Con confinamientos prolongados, distanciamiento físico y una interrupción generalizada de los servicios sociales, la pandemia ha desgastado nuestro sentido de comunidad y ha provocado una crisis de salud mental que se avecina.

De los 130 países que respondieron a una encuesta de la Organización Mundial de la Salud, el 93 por ciento informó interrupciones en los servicios psicosociales. Más del 40 por ciento de los países tuvieron un cierre total o parcial de los servicios comunitarios. Además, se interrumpieron las tres cuartas partes de los servicios de salud mental en las escuelas y lugares de trabajo y como si fuera poco, alrededor del 60 por ciento de todos los servicios de terapia y asesoramiento. Aunque los gobiernos de todo el mundo han reconocido la necesidad de abordar el bienestar mental y brindar apoyo psicosocial, esta reflexión no ha conllevado al un aumento de los servicios sociales en las comunidades que más lo requieren.

El Covid-19 marca un punto de inflexión para que los gobiernos presten mayor atención a la importancia que deben tener el bienestar mental y el apoyo psicosocial. Cualquiera de nosotros podría experimentar una crisis de salud mental o un trauma secundario debido a la incertidumbre, el miedo, la ansiedad y la angustia que resultan del aislamiento, las dificultades económicas, el aumento de la violencia familiar y los desafíos diarios de esta pandemia. Y debería ser más urgente que nos detuviéramos a pensar lo que esto significa para alguien cuya vida está confinada a cadenas. Independientemente de la edad, el género, la etnia, la condición socioeconómica o el origen cultural, la salud, incluida la salud mental, es uno de los derechos más básicos y necesarios de los seres humanos, garantizado por el Derecho Internacional y clave para alcanzar los Objetivos de Desarrollo Sostenible de las Naciones Unidas.

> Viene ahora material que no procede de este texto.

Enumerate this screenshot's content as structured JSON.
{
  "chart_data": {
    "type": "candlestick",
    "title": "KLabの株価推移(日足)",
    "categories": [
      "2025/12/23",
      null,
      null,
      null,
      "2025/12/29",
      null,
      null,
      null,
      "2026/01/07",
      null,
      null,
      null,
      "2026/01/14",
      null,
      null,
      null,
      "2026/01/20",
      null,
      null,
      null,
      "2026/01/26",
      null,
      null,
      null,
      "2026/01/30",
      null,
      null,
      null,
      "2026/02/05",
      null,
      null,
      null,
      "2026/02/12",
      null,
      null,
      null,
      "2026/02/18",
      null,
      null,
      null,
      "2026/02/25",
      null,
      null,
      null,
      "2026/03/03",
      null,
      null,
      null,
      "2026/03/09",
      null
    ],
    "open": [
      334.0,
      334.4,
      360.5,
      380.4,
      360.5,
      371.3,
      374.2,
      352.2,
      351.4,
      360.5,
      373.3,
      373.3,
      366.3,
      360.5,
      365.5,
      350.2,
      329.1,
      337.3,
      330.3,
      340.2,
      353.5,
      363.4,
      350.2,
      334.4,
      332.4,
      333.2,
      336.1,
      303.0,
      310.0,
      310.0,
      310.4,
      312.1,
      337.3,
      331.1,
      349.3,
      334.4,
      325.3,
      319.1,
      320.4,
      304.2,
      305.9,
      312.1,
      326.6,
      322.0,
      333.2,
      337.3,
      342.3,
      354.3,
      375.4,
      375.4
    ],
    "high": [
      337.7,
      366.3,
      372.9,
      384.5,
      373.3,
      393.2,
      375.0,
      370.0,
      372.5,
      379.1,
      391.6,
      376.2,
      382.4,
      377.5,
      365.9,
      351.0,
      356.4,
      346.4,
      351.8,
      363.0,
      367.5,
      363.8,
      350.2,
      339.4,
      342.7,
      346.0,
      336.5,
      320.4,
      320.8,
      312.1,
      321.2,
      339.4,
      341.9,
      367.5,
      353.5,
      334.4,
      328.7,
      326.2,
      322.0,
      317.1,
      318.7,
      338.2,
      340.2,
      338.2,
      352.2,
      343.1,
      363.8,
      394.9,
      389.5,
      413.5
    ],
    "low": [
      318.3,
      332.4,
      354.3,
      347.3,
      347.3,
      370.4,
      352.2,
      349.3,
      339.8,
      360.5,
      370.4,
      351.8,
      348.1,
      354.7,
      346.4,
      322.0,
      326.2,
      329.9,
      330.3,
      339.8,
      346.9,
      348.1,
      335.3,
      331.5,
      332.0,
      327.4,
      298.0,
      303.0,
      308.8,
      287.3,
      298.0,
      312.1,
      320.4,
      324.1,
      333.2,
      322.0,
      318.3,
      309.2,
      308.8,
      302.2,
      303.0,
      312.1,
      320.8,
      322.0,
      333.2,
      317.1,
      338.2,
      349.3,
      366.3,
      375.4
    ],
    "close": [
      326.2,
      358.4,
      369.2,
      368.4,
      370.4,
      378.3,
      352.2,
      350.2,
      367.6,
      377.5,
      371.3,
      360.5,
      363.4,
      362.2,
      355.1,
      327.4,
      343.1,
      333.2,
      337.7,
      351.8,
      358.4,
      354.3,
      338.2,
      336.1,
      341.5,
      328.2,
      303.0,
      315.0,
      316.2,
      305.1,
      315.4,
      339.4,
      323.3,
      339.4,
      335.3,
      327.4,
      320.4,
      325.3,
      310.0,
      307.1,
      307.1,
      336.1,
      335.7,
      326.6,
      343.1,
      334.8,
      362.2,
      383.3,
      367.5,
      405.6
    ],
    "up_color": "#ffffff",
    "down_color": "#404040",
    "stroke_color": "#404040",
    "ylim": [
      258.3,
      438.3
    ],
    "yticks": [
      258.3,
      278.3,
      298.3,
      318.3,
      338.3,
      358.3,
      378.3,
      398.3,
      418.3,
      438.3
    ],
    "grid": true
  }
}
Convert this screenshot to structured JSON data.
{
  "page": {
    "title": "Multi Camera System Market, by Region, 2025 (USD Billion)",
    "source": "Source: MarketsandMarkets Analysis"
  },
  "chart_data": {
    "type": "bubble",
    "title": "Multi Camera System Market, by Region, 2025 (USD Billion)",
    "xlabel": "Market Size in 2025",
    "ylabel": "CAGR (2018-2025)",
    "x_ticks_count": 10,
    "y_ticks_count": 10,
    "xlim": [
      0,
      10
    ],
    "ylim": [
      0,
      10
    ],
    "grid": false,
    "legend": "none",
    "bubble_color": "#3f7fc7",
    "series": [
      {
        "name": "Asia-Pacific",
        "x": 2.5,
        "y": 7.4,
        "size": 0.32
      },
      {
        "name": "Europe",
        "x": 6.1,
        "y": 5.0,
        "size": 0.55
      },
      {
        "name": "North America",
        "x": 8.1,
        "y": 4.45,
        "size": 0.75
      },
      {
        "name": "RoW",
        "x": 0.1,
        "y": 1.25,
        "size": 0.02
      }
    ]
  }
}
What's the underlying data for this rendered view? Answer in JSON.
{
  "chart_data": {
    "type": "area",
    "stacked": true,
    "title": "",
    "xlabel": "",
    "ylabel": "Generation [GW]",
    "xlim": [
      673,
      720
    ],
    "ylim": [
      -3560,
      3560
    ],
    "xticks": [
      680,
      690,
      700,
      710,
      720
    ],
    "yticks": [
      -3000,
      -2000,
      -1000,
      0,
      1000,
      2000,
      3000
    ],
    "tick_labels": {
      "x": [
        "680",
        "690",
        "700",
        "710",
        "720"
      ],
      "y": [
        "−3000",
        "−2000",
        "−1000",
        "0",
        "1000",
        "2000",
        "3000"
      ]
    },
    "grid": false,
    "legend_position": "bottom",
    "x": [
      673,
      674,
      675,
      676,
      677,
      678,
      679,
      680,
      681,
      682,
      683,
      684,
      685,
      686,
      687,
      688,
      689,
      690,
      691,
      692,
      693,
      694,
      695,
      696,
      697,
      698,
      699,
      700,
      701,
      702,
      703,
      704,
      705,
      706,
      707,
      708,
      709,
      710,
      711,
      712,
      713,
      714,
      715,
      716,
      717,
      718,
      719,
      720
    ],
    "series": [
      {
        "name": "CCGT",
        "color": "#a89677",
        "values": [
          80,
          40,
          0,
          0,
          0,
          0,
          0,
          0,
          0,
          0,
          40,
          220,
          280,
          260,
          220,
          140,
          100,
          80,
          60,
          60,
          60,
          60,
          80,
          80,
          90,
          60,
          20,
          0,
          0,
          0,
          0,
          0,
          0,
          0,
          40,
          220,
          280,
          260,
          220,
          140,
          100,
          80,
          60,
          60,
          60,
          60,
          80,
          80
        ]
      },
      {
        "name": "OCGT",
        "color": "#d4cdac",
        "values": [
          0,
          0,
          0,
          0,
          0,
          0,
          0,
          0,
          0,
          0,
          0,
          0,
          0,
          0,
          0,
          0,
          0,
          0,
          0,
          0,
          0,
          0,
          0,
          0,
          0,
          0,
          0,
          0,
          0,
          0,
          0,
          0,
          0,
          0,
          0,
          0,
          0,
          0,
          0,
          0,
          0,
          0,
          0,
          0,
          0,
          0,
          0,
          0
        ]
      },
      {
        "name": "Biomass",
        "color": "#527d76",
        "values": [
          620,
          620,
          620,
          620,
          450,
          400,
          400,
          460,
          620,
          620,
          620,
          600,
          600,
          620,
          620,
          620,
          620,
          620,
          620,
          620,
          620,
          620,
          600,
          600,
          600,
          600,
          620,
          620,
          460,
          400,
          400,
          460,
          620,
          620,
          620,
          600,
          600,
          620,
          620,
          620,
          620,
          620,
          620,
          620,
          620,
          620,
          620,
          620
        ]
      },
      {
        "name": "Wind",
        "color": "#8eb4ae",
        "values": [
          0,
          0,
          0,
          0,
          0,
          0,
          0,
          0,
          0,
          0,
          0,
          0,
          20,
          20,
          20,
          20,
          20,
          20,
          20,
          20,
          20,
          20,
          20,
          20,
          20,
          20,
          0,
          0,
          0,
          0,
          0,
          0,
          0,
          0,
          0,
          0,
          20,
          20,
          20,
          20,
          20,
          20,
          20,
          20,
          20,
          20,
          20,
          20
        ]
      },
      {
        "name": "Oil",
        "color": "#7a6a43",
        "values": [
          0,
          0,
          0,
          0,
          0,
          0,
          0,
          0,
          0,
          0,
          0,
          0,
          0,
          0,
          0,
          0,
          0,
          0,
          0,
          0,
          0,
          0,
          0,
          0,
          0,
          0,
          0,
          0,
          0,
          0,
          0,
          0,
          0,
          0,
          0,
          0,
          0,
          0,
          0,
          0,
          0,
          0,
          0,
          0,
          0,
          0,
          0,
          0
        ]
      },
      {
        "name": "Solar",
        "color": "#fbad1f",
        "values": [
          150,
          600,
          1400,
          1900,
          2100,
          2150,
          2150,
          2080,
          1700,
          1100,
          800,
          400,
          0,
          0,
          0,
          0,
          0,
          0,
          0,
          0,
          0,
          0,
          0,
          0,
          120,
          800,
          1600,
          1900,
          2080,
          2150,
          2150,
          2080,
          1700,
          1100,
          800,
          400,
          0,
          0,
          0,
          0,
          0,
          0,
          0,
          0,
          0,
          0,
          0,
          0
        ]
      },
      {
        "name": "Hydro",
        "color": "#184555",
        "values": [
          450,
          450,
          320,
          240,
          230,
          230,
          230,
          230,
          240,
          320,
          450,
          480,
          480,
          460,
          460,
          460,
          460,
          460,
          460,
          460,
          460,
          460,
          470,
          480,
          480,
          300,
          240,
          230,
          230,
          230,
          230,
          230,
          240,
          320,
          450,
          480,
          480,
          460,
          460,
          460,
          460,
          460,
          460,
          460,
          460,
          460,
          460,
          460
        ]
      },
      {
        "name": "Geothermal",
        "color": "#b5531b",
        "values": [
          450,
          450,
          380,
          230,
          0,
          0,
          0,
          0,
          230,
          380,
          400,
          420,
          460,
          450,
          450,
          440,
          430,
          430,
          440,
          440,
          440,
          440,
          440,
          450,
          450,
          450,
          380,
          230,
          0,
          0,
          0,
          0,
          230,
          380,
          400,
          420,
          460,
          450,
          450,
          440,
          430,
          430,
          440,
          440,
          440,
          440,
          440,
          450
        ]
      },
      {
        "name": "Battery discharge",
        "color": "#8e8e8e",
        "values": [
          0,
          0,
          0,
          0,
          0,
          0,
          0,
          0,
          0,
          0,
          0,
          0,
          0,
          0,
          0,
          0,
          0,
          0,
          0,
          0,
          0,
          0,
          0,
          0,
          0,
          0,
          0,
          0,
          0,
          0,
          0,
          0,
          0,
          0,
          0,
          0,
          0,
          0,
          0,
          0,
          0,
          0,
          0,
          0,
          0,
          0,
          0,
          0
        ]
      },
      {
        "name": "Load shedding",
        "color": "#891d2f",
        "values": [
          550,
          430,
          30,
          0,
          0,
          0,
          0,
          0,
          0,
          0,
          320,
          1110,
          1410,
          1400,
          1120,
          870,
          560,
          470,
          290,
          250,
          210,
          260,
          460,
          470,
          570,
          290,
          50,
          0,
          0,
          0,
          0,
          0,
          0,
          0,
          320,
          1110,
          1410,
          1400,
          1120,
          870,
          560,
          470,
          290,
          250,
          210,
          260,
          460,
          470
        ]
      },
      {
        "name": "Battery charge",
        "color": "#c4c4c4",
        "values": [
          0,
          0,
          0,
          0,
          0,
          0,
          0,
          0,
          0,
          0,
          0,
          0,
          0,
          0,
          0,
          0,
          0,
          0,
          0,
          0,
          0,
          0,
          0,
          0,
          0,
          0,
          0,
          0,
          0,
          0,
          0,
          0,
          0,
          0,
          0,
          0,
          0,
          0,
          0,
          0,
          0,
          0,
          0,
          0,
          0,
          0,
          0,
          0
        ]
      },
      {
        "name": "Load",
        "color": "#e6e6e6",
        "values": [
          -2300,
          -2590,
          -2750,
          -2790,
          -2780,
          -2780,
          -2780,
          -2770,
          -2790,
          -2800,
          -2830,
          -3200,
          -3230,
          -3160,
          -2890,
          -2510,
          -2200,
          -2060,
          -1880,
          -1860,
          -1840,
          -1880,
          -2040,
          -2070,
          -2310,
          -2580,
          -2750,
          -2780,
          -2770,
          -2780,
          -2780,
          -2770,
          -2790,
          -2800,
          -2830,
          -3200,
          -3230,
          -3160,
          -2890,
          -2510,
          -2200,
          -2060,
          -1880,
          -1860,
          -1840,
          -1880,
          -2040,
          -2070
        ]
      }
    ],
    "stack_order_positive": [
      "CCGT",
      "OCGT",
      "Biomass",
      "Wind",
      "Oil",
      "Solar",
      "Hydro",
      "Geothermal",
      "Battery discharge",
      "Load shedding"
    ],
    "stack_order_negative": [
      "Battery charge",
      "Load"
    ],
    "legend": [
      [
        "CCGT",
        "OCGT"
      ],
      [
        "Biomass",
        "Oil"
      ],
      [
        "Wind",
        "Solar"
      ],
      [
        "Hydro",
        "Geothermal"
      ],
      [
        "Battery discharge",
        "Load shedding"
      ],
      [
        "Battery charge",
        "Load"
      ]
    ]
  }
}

A medida que los países buscan un camino para reconstruir  mejor lo perdido y afectado en esta pandemia, los gobiernos deben centrarse en los que corren mayor riesgo, incluidos los cientos de miles de personas con discapacidad psicosocial en todo el mundo que han vivido y siguen viviendo encadenadas. Los riesgos de la pandemia para las personas encadenadas deberían ser un llamado de atención para que los gobiernos prohíban esta práctica, combatan el estigma asociado con la salud mental y desarrollen servicios comunitarios de calidad, accesibles y asequibles, incluido el apoyo psicosocial. Sodikin y muchos otros merecen una vida digna en lugar de cadenas.

Traducido e interpretado del informe de Kriti Sharma y Shantha Rau Barriga para Human Rights Watch.